Hamas juga melakukan apa yang baru-baru ini tampak tidak terpikirkan: mereka menyatukan Israel yang sedang terpecah secara internal. Bagaimanapun juga, pertempuran di antara orang-orang Yahudi pada zaman Romawi yang menyebabkan pengasingan selama dua ribu tahun. Sekarang, kohesi masyarakat Israel tidak diragukan lagi dan satu-satunya sosok yang paling memecah belah, Benjamin Netanyahu, tampaknya tidak mungkin bertahan lama di kantor setelah kegagalan intelijen terbesar Israel. Di luar negeri, dalam beberapa hari anti-Semitisme gelap dari kelompok kiri keras menunjukkan kebangkrutan moralnya di kampus-kampus universitas, di lembaga-lembaga elit dan di jalan-jalan, karena mereka yang mengaku sebagai kaum progresif membenarkan pembantaian bayi, penyanderaan dari tiga puluh negara, dan penggunaan warga sipil Palestina sebagai perisai manusia. Pengungkapan anti-Semitisme, yang berbalut superioritas etika namun secara terbuka menyerukan genosida, telah membuat orang-orang Yahudi diaspora muda dikhianati, dan beberapa telah menerima perasaan yang tidak diketahui sebelumnya: Zionisme. Israel yang terpadu, dipimpin dengan baik dengan dukungan luar negeri yang kuat adalah syarat yang diperlukan untuk perdamaian.

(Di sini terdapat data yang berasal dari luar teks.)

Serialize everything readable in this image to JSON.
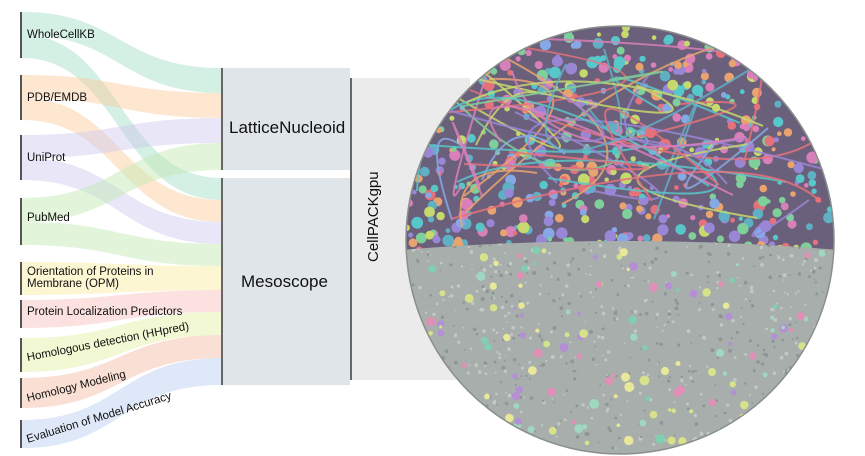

Bagaimana perdamaian dapat terwujud setelah serangan darat yang menyakitkan namun pada akhirnya berhasil ke Gaza? Israel meninggalkan Jalur Gaza hampir dua dekade lalu dan, diikuti oleh kudeta kekerasan oleh Hamas, menyaksikan kelompok teroris mengalihkan bantuan kemanusiaan ke terowongan dan rekening bank lepas pantai, merampas warganya, dan memborbardir Israel dengan roket. Namun begitu para pejuang Hamas sebagian besar telah dieliminasi, ketakutan eksistensial bahwa negara Palestina masa depan di Tepi Barat juga akan menjadi “Hamastan” juga akan lenyap. Bagi mereka yang terus mengklaim bahwa Anda tidak dapat membasmi organisasi-organisasi seperti Hamas dan Jihad Islam berdasarkan ideologi teroris, mereka harus melihat keadaan al-Qaeda dan ISIS saat ini, dimana hal yang sama dikatakan. Ada alasan bagus mengapa tingkat dukungan Hamas lebih rendah di Gaza daripada di Tepi Barat, dimana mereka tidak berkuasa. Penduduk Gaza akan beruntung melihat mereka pergi.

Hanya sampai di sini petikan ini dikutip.